I am indebted to a recent paper by the former Treasury Secretary John Stone, for pointing out a stunningly prescient comment by four state Treasury heads in a paper for the 1931 Premiers’ conference. The paper said:

Employment must be made profitable. This cannot be done by government relief works or subsidies to private industry, but only by removing obstacles to reduced costs, and by the restoration of confidence.

A very un-Keynesian prescription, but one that fits Australia now just as well as it did in 1931.

Conclusion

If Keynes were alive and working in the British Treasury now, these are the issues he would be grappling with, lending his mighty mind and his powerful pen to solving the current global crisis as quickly and as efficiently as possible.

Keynes would be spending most of his time solving the problem of global financial gridlock.

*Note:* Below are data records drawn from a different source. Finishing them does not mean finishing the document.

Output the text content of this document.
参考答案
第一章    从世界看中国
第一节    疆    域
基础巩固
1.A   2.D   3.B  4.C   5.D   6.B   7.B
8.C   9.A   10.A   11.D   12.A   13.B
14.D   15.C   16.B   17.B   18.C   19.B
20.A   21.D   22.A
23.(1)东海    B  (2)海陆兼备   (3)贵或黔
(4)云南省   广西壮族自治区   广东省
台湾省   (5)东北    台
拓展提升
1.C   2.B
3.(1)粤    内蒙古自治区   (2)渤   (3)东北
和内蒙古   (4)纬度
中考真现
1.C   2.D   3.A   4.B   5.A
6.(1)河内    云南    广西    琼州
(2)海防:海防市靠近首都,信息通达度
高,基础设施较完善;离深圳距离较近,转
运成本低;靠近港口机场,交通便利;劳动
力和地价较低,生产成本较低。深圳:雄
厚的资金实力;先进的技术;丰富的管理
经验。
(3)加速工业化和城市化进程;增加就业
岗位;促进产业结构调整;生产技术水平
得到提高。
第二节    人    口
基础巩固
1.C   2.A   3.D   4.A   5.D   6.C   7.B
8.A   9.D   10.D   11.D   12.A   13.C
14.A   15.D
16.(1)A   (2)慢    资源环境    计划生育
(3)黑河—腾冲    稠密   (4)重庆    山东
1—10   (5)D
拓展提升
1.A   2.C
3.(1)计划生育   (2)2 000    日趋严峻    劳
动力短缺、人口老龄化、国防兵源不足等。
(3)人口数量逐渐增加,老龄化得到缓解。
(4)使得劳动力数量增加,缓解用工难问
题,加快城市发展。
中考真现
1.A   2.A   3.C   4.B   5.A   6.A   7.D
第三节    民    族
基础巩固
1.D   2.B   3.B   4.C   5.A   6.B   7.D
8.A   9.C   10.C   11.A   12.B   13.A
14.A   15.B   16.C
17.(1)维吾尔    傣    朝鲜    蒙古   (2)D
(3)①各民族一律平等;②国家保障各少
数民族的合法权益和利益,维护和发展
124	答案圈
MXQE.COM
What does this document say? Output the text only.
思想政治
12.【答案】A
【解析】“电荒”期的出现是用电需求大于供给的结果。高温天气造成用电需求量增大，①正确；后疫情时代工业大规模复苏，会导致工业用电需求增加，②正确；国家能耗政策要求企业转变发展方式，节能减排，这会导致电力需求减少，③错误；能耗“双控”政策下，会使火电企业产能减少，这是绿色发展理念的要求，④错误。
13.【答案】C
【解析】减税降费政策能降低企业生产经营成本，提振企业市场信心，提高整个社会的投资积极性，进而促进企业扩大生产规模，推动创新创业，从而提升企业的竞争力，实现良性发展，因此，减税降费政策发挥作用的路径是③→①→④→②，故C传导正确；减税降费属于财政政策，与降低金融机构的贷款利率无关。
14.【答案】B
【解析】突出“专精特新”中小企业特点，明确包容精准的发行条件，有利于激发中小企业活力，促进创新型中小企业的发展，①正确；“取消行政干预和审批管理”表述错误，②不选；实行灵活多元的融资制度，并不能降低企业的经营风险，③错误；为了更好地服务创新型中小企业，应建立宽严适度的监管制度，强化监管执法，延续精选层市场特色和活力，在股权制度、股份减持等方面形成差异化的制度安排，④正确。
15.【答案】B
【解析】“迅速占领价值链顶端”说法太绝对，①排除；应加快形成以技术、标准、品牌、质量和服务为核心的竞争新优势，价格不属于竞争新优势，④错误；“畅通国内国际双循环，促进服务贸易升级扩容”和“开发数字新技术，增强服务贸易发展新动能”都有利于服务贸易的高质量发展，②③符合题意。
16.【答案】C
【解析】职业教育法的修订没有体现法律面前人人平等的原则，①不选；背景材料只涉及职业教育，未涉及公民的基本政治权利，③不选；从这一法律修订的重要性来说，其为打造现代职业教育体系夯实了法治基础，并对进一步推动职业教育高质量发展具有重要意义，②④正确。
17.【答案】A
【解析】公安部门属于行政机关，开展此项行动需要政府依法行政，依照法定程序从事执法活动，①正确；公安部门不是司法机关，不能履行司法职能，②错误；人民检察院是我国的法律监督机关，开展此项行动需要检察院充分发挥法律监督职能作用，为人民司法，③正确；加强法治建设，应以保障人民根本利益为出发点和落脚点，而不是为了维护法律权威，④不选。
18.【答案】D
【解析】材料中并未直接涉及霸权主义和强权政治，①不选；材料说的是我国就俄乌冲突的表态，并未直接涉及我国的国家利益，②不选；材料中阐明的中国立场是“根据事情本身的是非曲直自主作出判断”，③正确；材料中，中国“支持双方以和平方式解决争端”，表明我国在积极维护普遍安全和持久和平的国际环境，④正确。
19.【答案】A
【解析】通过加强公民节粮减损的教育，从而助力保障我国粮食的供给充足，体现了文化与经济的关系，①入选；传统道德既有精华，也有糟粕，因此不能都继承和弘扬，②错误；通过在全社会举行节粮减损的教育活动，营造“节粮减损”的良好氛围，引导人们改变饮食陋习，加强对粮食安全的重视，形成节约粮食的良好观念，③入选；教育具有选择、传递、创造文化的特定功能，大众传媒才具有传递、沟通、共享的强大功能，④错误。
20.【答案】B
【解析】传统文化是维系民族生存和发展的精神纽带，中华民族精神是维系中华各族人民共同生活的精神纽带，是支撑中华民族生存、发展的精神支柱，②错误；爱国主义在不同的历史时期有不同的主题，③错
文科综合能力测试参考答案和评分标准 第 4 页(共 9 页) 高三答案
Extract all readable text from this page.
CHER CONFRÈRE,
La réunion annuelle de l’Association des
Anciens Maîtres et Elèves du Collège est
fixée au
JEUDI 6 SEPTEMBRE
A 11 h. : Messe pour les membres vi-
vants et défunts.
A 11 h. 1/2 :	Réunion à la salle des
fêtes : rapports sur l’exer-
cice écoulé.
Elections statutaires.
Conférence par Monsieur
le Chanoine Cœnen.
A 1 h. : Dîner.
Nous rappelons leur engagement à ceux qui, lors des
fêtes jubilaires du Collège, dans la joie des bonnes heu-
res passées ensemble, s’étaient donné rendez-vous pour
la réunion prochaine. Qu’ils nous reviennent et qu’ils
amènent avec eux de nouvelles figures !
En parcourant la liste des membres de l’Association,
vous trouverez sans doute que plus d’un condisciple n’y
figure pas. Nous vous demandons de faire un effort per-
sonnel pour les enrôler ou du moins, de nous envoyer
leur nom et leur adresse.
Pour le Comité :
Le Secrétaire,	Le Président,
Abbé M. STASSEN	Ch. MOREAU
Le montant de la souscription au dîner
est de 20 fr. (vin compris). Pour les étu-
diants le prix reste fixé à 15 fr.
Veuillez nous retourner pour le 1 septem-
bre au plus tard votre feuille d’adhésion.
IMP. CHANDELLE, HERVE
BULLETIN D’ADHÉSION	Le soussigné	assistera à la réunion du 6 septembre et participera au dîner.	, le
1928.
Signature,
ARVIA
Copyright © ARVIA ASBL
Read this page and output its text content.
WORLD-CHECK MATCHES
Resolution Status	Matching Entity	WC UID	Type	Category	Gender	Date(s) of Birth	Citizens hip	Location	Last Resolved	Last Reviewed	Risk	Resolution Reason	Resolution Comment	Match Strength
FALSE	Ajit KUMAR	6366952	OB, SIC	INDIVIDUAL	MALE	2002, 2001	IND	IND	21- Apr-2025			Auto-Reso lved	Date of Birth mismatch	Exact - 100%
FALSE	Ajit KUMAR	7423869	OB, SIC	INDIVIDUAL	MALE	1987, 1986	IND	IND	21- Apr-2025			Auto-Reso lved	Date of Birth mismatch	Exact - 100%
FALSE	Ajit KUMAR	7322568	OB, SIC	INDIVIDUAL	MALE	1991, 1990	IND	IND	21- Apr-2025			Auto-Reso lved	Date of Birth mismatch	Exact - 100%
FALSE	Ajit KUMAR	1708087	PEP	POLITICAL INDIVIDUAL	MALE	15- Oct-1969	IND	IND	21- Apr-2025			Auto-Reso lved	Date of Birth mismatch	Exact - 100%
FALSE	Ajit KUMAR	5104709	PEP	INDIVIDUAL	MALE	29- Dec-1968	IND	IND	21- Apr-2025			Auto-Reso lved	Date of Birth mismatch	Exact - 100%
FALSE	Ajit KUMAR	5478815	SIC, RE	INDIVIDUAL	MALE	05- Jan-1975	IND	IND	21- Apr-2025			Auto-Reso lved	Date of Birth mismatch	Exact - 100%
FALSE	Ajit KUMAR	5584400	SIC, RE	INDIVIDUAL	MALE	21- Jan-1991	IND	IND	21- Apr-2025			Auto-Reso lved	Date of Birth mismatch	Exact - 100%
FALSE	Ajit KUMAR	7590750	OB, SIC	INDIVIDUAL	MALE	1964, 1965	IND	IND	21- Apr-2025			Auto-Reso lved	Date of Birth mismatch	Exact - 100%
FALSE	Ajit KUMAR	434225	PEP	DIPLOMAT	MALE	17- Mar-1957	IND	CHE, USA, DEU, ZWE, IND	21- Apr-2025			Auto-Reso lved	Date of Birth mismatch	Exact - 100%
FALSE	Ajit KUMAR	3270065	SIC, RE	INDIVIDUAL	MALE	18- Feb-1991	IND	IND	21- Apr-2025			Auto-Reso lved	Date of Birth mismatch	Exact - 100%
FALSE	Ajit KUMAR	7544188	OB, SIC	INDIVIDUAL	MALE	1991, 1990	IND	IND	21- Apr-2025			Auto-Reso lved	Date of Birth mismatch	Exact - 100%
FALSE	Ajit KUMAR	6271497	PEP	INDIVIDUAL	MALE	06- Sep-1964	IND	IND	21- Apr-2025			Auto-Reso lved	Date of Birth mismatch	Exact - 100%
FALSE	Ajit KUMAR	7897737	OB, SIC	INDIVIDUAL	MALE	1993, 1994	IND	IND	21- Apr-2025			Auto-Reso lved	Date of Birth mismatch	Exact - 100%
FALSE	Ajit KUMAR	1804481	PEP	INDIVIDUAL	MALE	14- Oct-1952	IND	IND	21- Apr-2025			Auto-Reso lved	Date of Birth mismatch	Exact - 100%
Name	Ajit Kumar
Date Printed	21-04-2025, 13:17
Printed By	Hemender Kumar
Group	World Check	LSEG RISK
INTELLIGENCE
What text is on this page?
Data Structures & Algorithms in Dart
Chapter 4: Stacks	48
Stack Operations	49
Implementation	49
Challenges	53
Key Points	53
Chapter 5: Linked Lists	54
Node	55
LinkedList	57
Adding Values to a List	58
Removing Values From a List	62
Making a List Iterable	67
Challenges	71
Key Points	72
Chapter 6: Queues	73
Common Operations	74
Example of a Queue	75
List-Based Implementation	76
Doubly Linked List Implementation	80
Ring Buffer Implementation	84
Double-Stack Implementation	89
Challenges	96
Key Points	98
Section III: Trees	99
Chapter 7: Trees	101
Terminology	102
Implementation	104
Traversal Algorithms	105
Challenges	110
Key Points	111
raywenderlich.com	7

As for fiscal stimulus, it is very likely his mantra would be, “It’s the supply side that needs fixing.”

Sadly, my best guess is that he would retain his blind spot on wage flexibility, and to the extent his views on wages prevailed (as would be likely with Gordon Brown’s Labour government), it would be so much the worse for the United Kingdom.

My main cavil with Steven Kates’s fine essay in the March Quadrant, entitled “The Dangerous Return to Keynesian Economics” was its title. I would insert Bastard before Keynesian. But Kates supports my basic hypothesis when he quotes from Keynes’s posthumously published paper on “The Balance of Payments of the United States”, a paper that, sadly, I had never before read:

I find myself moved, not for the first time, to remind contemporary economists that the classical teaching embodied some permanent truths of great significance, which we are liable to-day to overlook because we associate them with doctrines which we cannot now accept without much qualification. There are in these matters deep undercurrents at work, natural forces, one can call them, or even the invisible hand, which are operating towards equilibrium. If it were not so, we could not have got on even so well as we have for many decades past.

Clearly the great economist had already moved on. Should he have by some miracle survived until now in good health, he would have moved on further. The debate I would like to have with him concerns the labour market.

This is an edited version of the address P.D. Jonson presented to the Keynes Seminar, Trinity College, University of Melbourne, in April.